Regionalnachrichten

Hamburg & Schleswig-HolsteinMehr als 180 Teilnehmer beim Seebrückenschwimmen-Finale

08.08.2026, 13:43 Uhr
Mehr-als-180-Frauen-und-Maenner-haben-bei-der-vierten-und-letzten-Etappe-des-Seebrueckenschwimmens-in-der-Luebecker-Bucht-mitgemacht

Mehr als 180 Schwimmerinnen und Schwimmer haben beim Seebrückenschwimmen in der Lübecker Bucht mitgemacht. Wer sich im Finale durchsetzen konnte und was die Premiere besonders macht.

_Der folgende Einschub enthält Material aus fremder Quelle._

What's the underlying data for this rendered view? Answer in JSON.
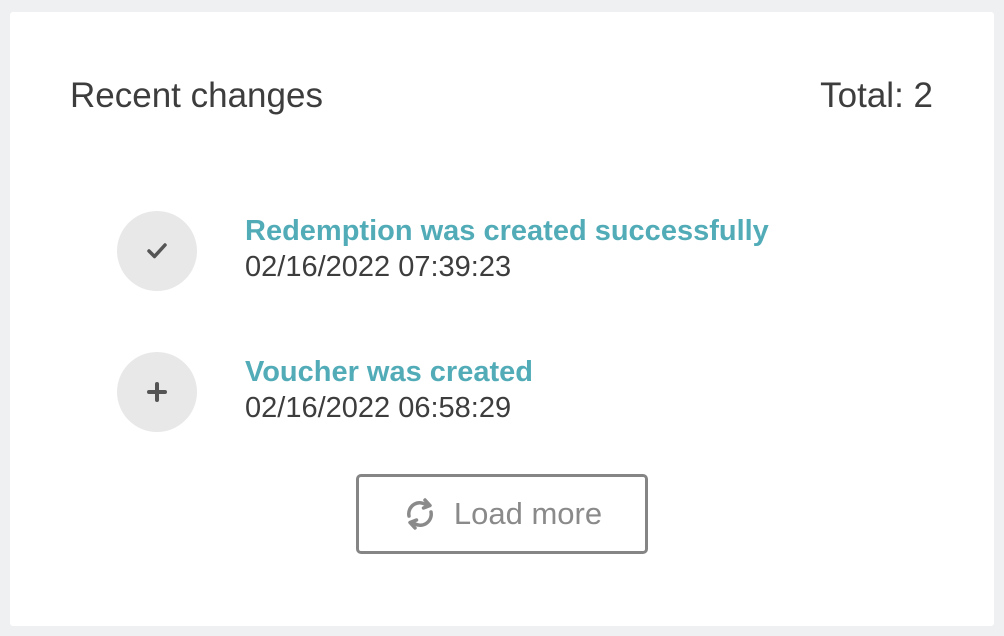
{
  "header": {
    "title": "Recent changes",
    "total": "Total: 2"
  },
  "changes": [
    {
      "icon": "checkmark-icon",
      "title": "Redemption was created successfully",
      "date": "02/16/2022 07:39:23"
    },
    {
      "icon": "plus-icon",
      "title": "Voucher was created",
      "date": "02/16/2022 06:58:29"
    }
  ],
  "load_more": {
    "label": "Load more",
    "icon": "refresh-icon"
  },
  "colors": {
    "accent": "#52acb8",
    "text": "#3d3d3d",
    "muted": "#8a8a8a",
    "circle_bg": "#e8e8e8",
    "page_bg": "#eef0f1"
  }
}
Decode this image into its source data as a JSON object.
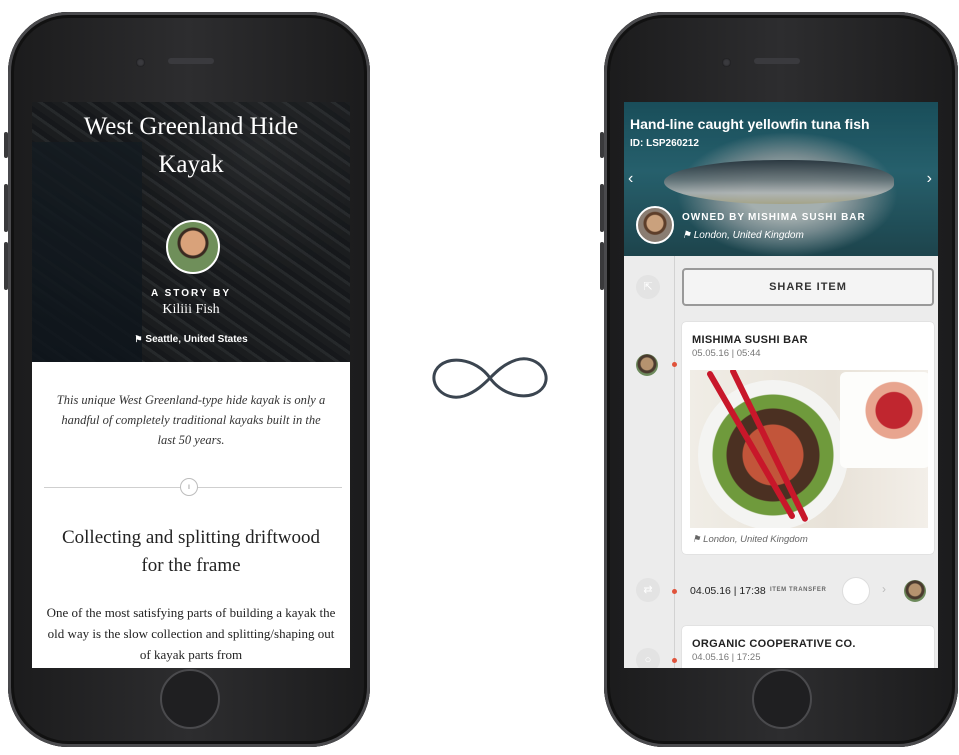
{
  "story": {
    "title": "West Greenland Hide Kayak",
    "byline_label": "A STORY BY",
    "author": "Kiliii Fish",
    "location": "Seattle, United States",
    "intro": "This unique West Greenland-type hide kayak is only a handful of completely traditional kayaks built in the last 50 years.",
    "section_title": "Collecting and splitting driftwood for the frame",
    "body": "One of the most satisfying parts of building a kayak the old way is the slow collection and splitting/shaping out of kayak parts from"
  },
  "item": {
    "title": "Hand-line caught yellowfin tuna fish",
    "id": "ID: LSP260212",
    "owner_label": "OWNED BY",
    "owner_name": "MISHIMA SUSHI BAR",
    "owner_location": "London, United Kingdom",
    "share_label": "SHARE ITEM",
    "events": [
      {
        "title": "MISHIMA SUSHI BAR",
        "time": "05.05.16 | 05:44",
        "location": "London, United Kingdom"
      },
      {
        "time": "04.05.16 | 17:38",
        "label": "ITEM TRANSFER"
      },
      {
        "title": "ORGANIC COOPERATIVE CO.",
        "time": "04.05.16 | 17:25"
      }
    ]
  },
  "icons": {
    "flag": "flag-icon",
    "infinity": "infinity-icon",
    "share": "share-icon",
    "transfer": "transfer-icon",
    "prev": "chevron-left-icon",
    "next": "chevron-right-icon"
  },
  "colors": {
    "accent": "#e0533b",
    "infinity_stroke": "#3b4550"
  }
}
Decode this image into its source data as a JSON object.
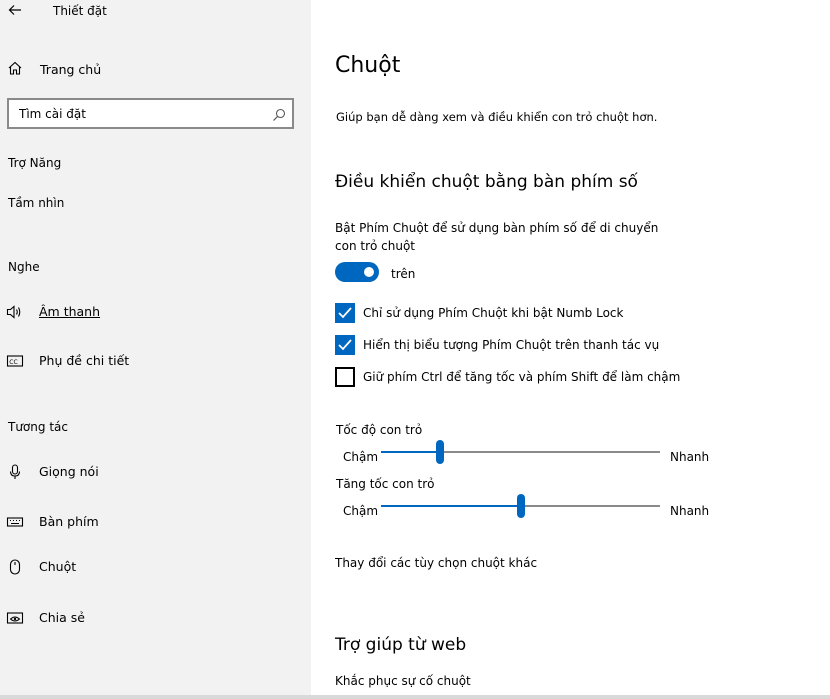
{
  "window": {
    "title": "Thiết đặt"
  },
  "sidebar": {
    "home_label": "Trang chủ",
    "search_placeholder": "Tìm cài đặt",
    "category": "Trợ Năng",
    "groups": {
      "vision": "Tầm nhìn",
      "hearing": "Nghe",
      "interaction": "Tương tác"
    },
    "items": {
      "audio": "Âm thanh",
      "captions": "Phụ đề chi tiết",
      "speech": "Giọng nói",
      "keyboard": "Bàn phím",
      "mouse": "Chuột",
      "eye_control": "Chia sẻ"
    }
  },
  "main": {
    "title": "Chuột",
    "description": "Giúp bạn dễ dàng xem và điều khiển con trỏ chuột hơn.",
    "keypad_section": {
      "title": "Điều khiển chuột bằng bàn phím số",
      "toggle_description": "Bật Phím Chuột để sử dụng bàn phím số để di chuyển con trỏ chuột",
      "toggle_on": true,
      "toggle_state_label": "trên",
      "checkboxes": [
        {
          "label": "Chỉ sử dụng Phím Chuột khi bật Numb Lock",
          "checked": true
        },
        {
          "label": "Hiển thị biểu tượng Phím Chuột trên thanh tác vụ",
          "checked": true
        },
        {
          "label": "Giữ phím Ctrl để tăng tốc và phím Shift để làm chậm",
          "checked": false
        }
      ]
    },
    "sliders": [
      {
        "title": "Tốc độ con trỏ",
        "min_label": "Chậm",
        "max_label": "Nhanh",
        "value": 0.21
      },
      {
        "title": "Tăng tốc con trỏ",
        "min_label": "Chậm",
        "max_label": "Nhanh",
        "value": 0.5
      }
    ],
    "more_options_link": "Thay đổi các tùy chọn chuột khác",
    "help_section": {
      "title": "Trợ giúp từ web",
      "link": "Khắc phục sự cố chuột"
    }
  },
  "colors": {
    "accent": "#0067c0",
    "sidebar_bg": "#f2f2f2"
  }
}
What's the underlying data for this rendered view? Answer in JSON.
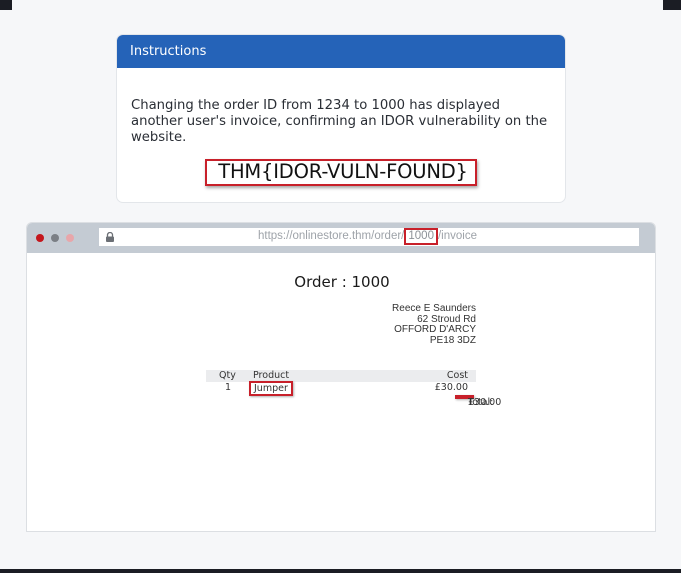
{
  "instructions": {
    "title": "Instructions",
    "text": "Changing the order ID from 1234 to 1000 has displayed another user's invoice, confirming an IDOR vulnerability on the website.",
    "flag": "THM{IDOR-VULN-FOUND}"
  },
  "browser": {
    "url_prefix": "https://onlinestore.thm/order/",
    "url_highlight": "1000",
    "url_suffix": "/invoice",
    "lock_icon": "lock-icon"
  },
  "invoice": {
    "title": "Order : 1000",
    "address": [
      "Reece E Saunders",
      "62 Stroud Rd",
      "OFFORD D'ARCY",
      "PE18 3DZ"
    ],
    "columns": {
      "qty": "Qty",
      "product": "Product",
      "cost": "Cost"
    },
    "rows": [
      {
        "qty": "1",
        "product": "Jumper",
        "cost": "£30.00"
      }
    ],
    "total_label": "Total:",
    "total_value": "£30.00"
  },
  "colors": {
    "header_blue": "#2563b8",
    "highlight_red": "#c8202a"
  }
}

Haffkrug (dpa/lno) - Bei strahlendem Sonnenschein und einer Wassertemperatur von etwa 21 Grad ist die erste Serie des Seebrückenschwimmens in der Lübecker Bucht zu Ende gegangen.

An der vierten und letzten etwa 3,2 Kilometer langen Etappe von Haffkrug (Kreis Ostholstein) nach Scharbeutz beteiligten sich mehr als 180 Schwimmerinnen und Schwimmer. Dem Ergebnisdienstleister Race Result zufolge kam bei den Frauen Barbora Eller mit einer Zeit von 53 Minuten und 4 Sekunden als erste ins Ziel. Bei den Männern gewann Sebastian Barsch mit 41 Minuten und 49 Sekunden.

Die Tourismus-Agentur Lübecker Bucht hatte die Schwimmserie erstmals ins Leben gerufen. "Das Seebrückenschwimmen als neues Wassersportereignis in der Lübecker Bucht bringt den aktiven Schwimmerinnen und Schwimmern ebenso wie allen Gästen unsere Orte von Rettin bis nach Scharbeutz näher und verbindet hierbei sportlichen Ehrgeiz mit dem Erleben unserer Strände und Seebrücken", hatte Agentur-Vorstand André Rosinski vor Beginn der Veranstaltungsreihe erklärt. Schirmfrau des ersten Seebrückenschwimmens war die aus der Region stammende mehrfache Weltmeisterin und Olympiamedaillen-Gewinnerin Sandra Völker.

Die ersten beiden Etappen von Rettin nach Pelzerhaken sowie von Pelzerhaken nach Neustadt in Holstein fanden bereits im Juni statt. Die dritte Etappe Anfang Juli von Sierksdorf nach Haffkrug musste jedoch abgebrochen werden. Nach einem Sturm hatte sich das Ostseewasser deutlich abgekühlt, weshalb es bei mehreren Teilnehmerinnen und Teilnehmern zu Unterkühlungen kam. Insgesamt mussten sich Rettungskräfte den Angaben zufolge um 17 Menschen kümmern, vier wurden ins Krankenhaus gebracht.